Friday, 28 November 2014

Wacko Jacko

Welcome to the final ‘proper’ WWR post of 2014: next week we will commence our annual Christmas Cavalcade (and I’ve got some real horrors lined up for you) but for now we’re going to visit the career of one of the biggest stars of all time. Well, sort of.

To ‘celebrate’ the release of even more scrapings from the bottom of the Queen barrel (or the official issue of the Michael Jackson and Freddie Mercury/Queen duet There Must be More to Life Than This if you prefer) we’re going to have a quick butcher’s at a few of the low spots in the King of Pop's oeuvre.

Jackson was one of the most creative people in pop music; he was also a total nutjob. He recorded some truly remarkable records but, like most artists who allow their egos to run rampant, he was not always on the ball, quality control-wise. Have a listen to The Girl is Mine, the first of the three – seriously, three – duets he recorded with Paul McCartney. The horrendous spoken tag (including the infamous I’m a lover, not a fighter line) is enough to make anyone puke. Written by Jackson and produced by Jackson and Quincy Jones, The Girl is Mine was released as the first single from Jackson's mega hit Thriller album. Jackson and McCartney would go on to record the duets Say Say Say and The Man for McCartney’s 1983 album Pipes of Peace. Although it was released as a single, Jackson never performed the song live - I wonder why? 

This dull duet peaked at Number Two on the Billboard Hot 100 and Number Eight in the UK. In 2008 one –man ego factory remixed The Girl Is Mine, thankfully wiping McCartney’s dire vocals, adding his own and slathering the whole thing with a new drum track. Unfortunately it was no better than the original.

Jackson had real form when it came to performing with others. Admittedly he got it right occasionally, but more often than not his duets are simply dreadful.  A full decade after his recordings with McCartney he decided to add his vocal chops to a track from Eddie Murphy’s third album Love’s Alright: Watzupwitu. Voted by MTV viewers in 1999 as the third worst music video of all time, not even Jackson’s performance could compensate for Murphy’s shortcomings as a singer. Michael would, of course, revisit the thin eco message of the song’s pathetic lyrics in Earth Song. Murphy's album also included covers of songs by U2 and the Beatles and featured Paul McCartney amongst a number of stellar guest artists. I'm sensing a pattern here.

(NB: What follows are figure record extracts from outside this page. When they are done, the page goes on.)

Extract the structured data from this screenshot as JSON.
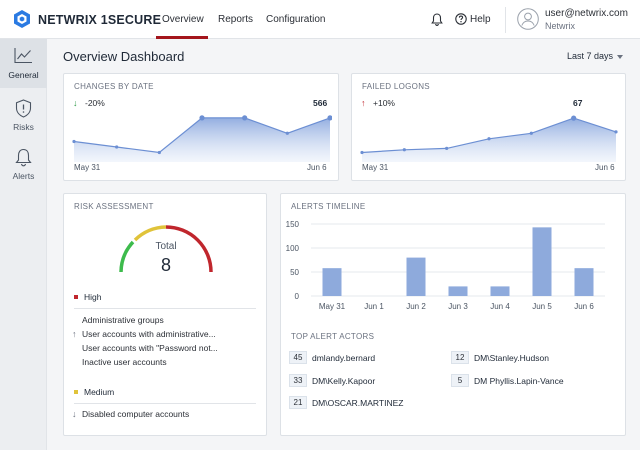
{
  "app": {
    "brand": "NETWRIX 1SECURE"
  },
  "nav": {
    "tabs": [
      {
        "label": "Overview",
        "active": true
      },
      {
        "label": "Reports",
        "active": false
      },
      {
        "label": "Configuration",
        "active": false
      }
    ],
    "help_label": "Help",
    "user_email": "user@netwrix.com",
    "user_org": "Netwrix",
    "accent_color": "#a4151c"
  },
  "sidebar": {
    "items": [
      {
        "label": "General",
        "icon": "chart-line-icon",
        "active": true
      },
      {
        "label": "Risks",
        "icon": "shield-alert-icon",
        "active": false
      },
      {
        "label": "Alerts",
        "icon": "bell-icon",
        "active": false
      }
    ]
  },
  "page": {
    "title": "Overview Dashboard",
    "range_select": "Last 7 days"
  },
  "changes": {
    "title": "CHANGES BY DATE",
    "trend": "-20%",
    "trend_direction": "down",
    "peak_label": "566",
    "start_date": "May 31",
    "end_date": "Jun 6"
  },
  "failed": {
    "title": "FAILED LOGONS",
    "trend": "+10%",
    "trend_direction": "up",
    "peak_label": "67",
    "start_date": "May 31",
    "end_date": "Jun 6"
  },
  "risk": {
    "title": "RISK ASSESSMENT",
    "total_label": "Total",
    "total_value": "8",
    "high_label": "High",
    "high_color": "#c0262d",
    "high_items": [
      {
        "label": "Administrative groups",
        "arrow": ""
      },
      {
        "label": "User accounts with administrative...",
        "arrow": "up"
      },
      {
        "label": "User accounts with \"Password not...",
        "arrow": ""
      },
      {
        "label": "Inactive user accounts",
        "arrow": ""
      }
    ],
    "medium_label": "Medium",
    "medium_color": "#e0c33a",
    "medium_items": [
      {
        "label": "Disabled computer accounts",
        "arrow": "down"
      }
    ]
  },
  "alerts": {
    "title": "ALERTS TIMELINE",
    "actors_title": "TOP ALERT ACTORS",
    "actors": [
      {
        "count": "45",
        "name": "dmlandy.bernard"
      },
      {
        "count": "12",
        "name": "DM\\Stanley.Hudson"
      },
      {
        "count": "33",
        "name": "DM\\Kelly.Kapoor"
      },
      {
        "count": "5",
        "name": "DM Phyllis.Lapin-Vance"
      },
      {
        "count": "21",
        "name": "DM\\OSCAR.MARTINEZ"
      }
    ]
  },
  "chart_data": [
    {
      "type": "area",
      "title": "CHANGES BY DATE",
      "x": [
        "May 31",
        "Jun 1",
        "Jun 2",
        "Jun 3",
        "Jun 4",
        "Jun 5",
        "Jun 6"
      ],
      "values": [
        480,
        460,
        440,
        566,
        566,
        510,
        566
      ],
      "peak": 566
    },
    {
      "type": "area",
      "title": "FAILED LOGONS",
      "x": [
        "May 31",
        "Jun 1",
        "Jun 2",
        "Jun 3",
        "Jun 4",
        "Jun 5",
        "Jun 6"
      ],
      "values": [
        42,
        44,
        45,
        52,
        56,
        67,
        57
      ],
      "peak": 67
    },
    {
      "type": "bar",
      "title": "ALERTS TIMELINE",
      "categories": [
        "May 31",
        "Jun 1",
        "Jun 2",
        "Jun 3",
        "Jun 4",
        "Jun 5",
        "Jun 6"
      ],
      "values": [
        58,
        0,
        80,
        20,
        20,
        143,
        58
      ],
      "ylim": [
        0,
        150
      ],
      "yticks": [
        0,
        50,
        100,
        150
      ],
      "color": "#8eaadc",
      "grid": true
    }
  ]
}
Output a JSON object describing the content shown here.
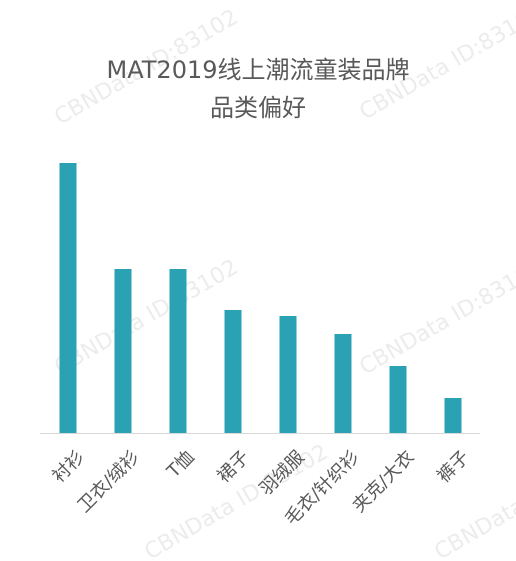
{
  "chart_data": {
    "type": "bar",
    "title": [
      "MAT2019线上潮流童装品牌",
      "品类偏好"
    ],
    "watermark": "CBNData ID:83102",
    "categories": [
      "衬衫",
      "卫衣/绒衫",
      "T恤",
      "裙子",
      "羽绒服",
      "毛衣/针织衫",
      "夹克/大衣",
      "裤子"
    ],
    "values": [
      270,
      164,
      164,
      123,
      117,
      99,
      67,
      35
    ],
    "color": "#2ba1b4"
  }
}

To round off today’s post a couple of Michael-related tracks. First up is When the Rain Begins to Fall, a rubbish slice of hi-NRG Europop by Michael’s brother Jermaine and failed actress turned singer Pia Zadora. This piece of drivel was – perhaps unsurprisingly – a huge hit in Europe, reaching Number One in France, Belgium, Germany and the Netherlands and Number Two in Switzerland and Austria.

Taken from the dismal 1984 movie Voyage of the Rock Aliens, When the Rain Begins to Fall was written by Peggy March (who, as Little Peggy March, had enjoyed a Number One hit of her own in the US in 1963 with I Will Follow Him), Michael Bradley and Steve Wittmack. Zadora remains best known for her first two film roles, in the 1964 kiddie flopperoo Santa Claus Conquers the Martians and the 1982 sexploitation mess Butterfly - that's the film that focusses on an incestuous relationship between Zadora and Stacy Keach and includes a cameo from Orson Welles as a scenery-chewing judge.

Finally for this month and for this year (bar next month’s Christmassy countdown) here’s the cheesy novelty I'm in Love with Michael Jackson's Answerphone by Julie (sometimes credited as Julie B). Co-written and produced by Biddu – the man behind a bunch of UK hit singles in the 70s including Action Speaks Louder Than Words, Kung Fu Fighting, Now Is the Time and I Love to Love (But My Baby Loves to Dance) – this October 1984 single rips off several MJ themes (most notably Billie Jean, Beat It and Don't Stop Til You Get Enough) but even so was a miserable flop. With its whiny teenage vocals, cheap and dated keybord and drum machine sounds and a pathetic Michael impersonator to boot what's not to love?